Many divorcing couples decide how to split property and debts so the courts do not decide. However, in a contested divorce, the judge dispensing North Dakota law is the deciding factor.
There are three facts about property division spouses should think about when getting ready to head to divorce court.
1. Equitable distribution
Like most states in the US, North Dakota is an equitable distribution state. It is a process that guides courts on how to divide property gained by spouses during the marriage.
Equitable does not necessarily mean equal. The judge considers certain factors when splitting assets and debts, including:
- Length of marriage
- Spouses’ needs
- Financial contribution of each spouse
The court may then award each spouse a percentage of the property.

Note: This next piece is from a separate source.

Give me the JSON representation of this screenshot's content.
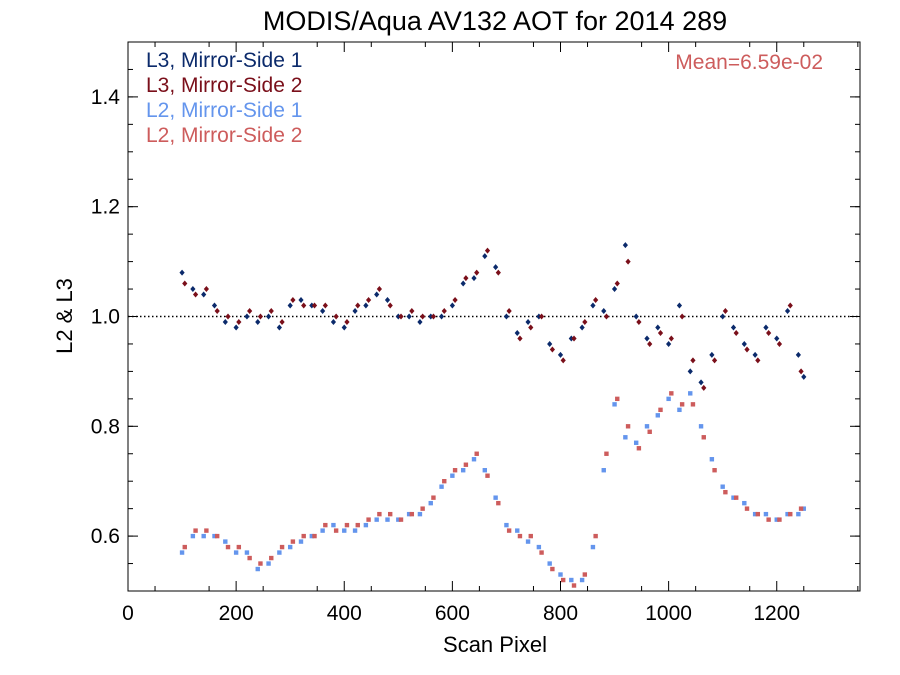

2. Marital versus separate property
Property in a divorce becomes divided into two groups: marital and separate. Marital property is everything gotten during the marriage. Assets owned before the marriage is separate property. Like assets, debts received as a couple becomes subject to distribution between the parties.
Both types become subject to division during a divorce. Courts divide the marital property first so spouses may keep their separate property.
3. Property division agreement
A third party does not need to decide on property division. A couple can decide on dividing property by using a prenup. The prenuptial agreement is a legal document created before the marriage. Adding a property division agreement gives the parties the right to decide and negates North Dakota’s property division laws.
The courts can redistribute the property and debts if it finds one spouse tried to hide anything or failed to follow the terms of the order.